She wandered towards them and kissed them each in turn. ‘Hey,’ she said, turning towards him, ‘this is Ralph. He’s a buddy of Smith’s, from London.’ Ralph shook various hands and smiled and said hi and then followed Rosey and ‘the guys’ through the church hall and into a small room at the back where the band proceeded, in their own words, to hang out. Rosey disappeared without a word and someone handed Ralph a bottle of beer and he perched himself against a low bookshelf, feeling vaguely awkward amongst all the camaraderie and easy banter.
‘So, what is this place?’ he asked, during a quiet moment.
>
‘This?’ said a guy whose name was Ryan. ‘It’s just the community hall for this neighbourhood. We’ve played here before – it’s cute. You know, it’s a good chance to do something intimate for our fans, but really, we prefer to play the big festivals.’
‘What are you called?’ Ralph asked.
‘We’re called Pure & Simple.’ Ryan said this without a trace of embarrassment.
‘Oh,’ said Ralph, resisting the urge to grimace and say: shit, that’s the worst band name I’ve ever heard. ‘Cool,’ he managed.
‘Yeah, it’s good. And you, what do you do?’
‘Oh,’ said Ralph, ‘I paint. You know. Art.’
‘Cool,’ said Ryan, nodding appreciatively. ‘And you make a living with that, do you?’ He smiled apologetically and laughed. ‘If that’s not too personal a question?’
Ralph smiled. ‘No,’ he said, ‘it’s fine. And yeah, I do. Not a lot, but you know, just enough.’
‘That’s cool,’ said Ryan again, ‘that’s my goal. You know, make this pay, give up the day job.’ He finished his beer from the bottleneck and slammed it down on the tabletop. ‘Right,’ he said, ‘I think we’re on. I’ll see you out there.’ He winked at Ralph and picked up his guitar before leaving the room followed by his identikit band members. Ralph sighed. He had a strong and unassailable feeling that Pure & Simple were not going to be quite his kind of thing. And as the playing field behind the community centre began to fill up it soon became clear to Ralph that neither were their fans going to be quite his kind of people.
There was something peculiar in the air, something intangibly wrong. It was impossible to define, just a feeling that the people surrounding him were there for something other than the rock and roll, a feeling that he was not amongst like-thinkers. There was an eagerness in the air that he had never before encountered at a gig, a fervour that went beyond excitement. He stood towards the edge of the gathering and he sipped his beer and he waited for what he was now quite sure was going to be a revelation.
The band wandered on to the stage. Rosey was luminous in a white sequined slip, her blonde hair pushed behind her ears, her lips painted rose pink. ‘Hello!’ said Rosey.

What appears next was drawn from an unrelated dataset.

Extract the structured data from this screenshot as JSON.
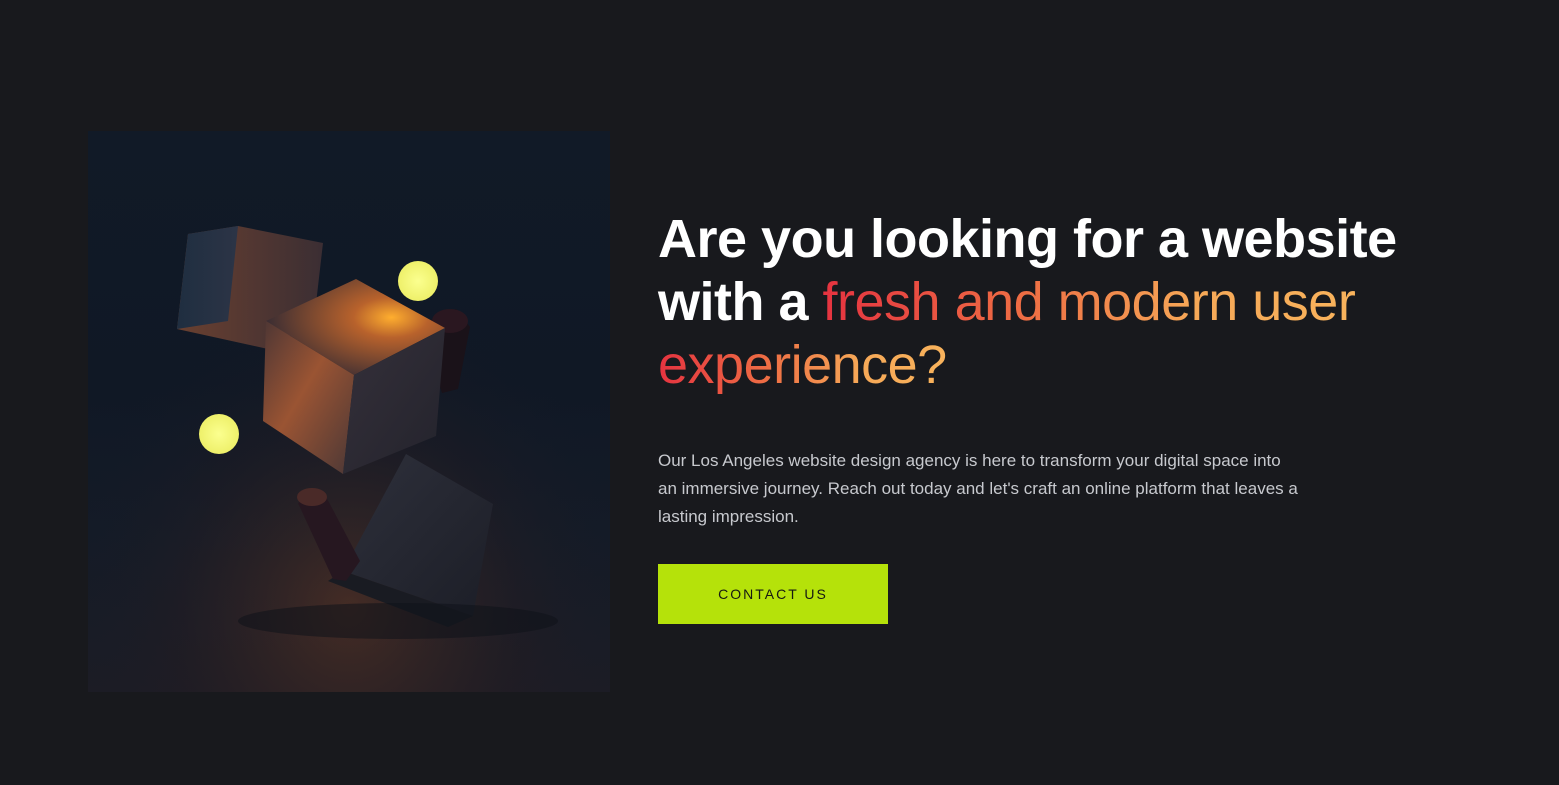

A hundred fans shouted hello back. ‘It’s good to see you all!’ she shouted again. ‘We’re all gonna have a great great GREAT night!’ The band built up a riff behind her and she tapped out the rhythm with her white Converse sneakers against the stage, the audience whistled and hollered and clapped their hands in the air above their heads and then Rosey sang. At first Ralph was so mesmerised by the vision of Rosey, the light from three lone spotlights catching the white sequins and turning her into something celestial and divine, her mouth wide with words and song, her hair swinging back and forth with the rocking of her body that he failed to notice the content of her lyrics. In fact, he failed to notice the content of the lyrics of the next three songs until a man next to him, whipped up into some state of frenzied joy, took to a chair, cupped his hands around his mouth and yelled out, ‘Hallelujah! Hallelujah! Christ ROCKS!’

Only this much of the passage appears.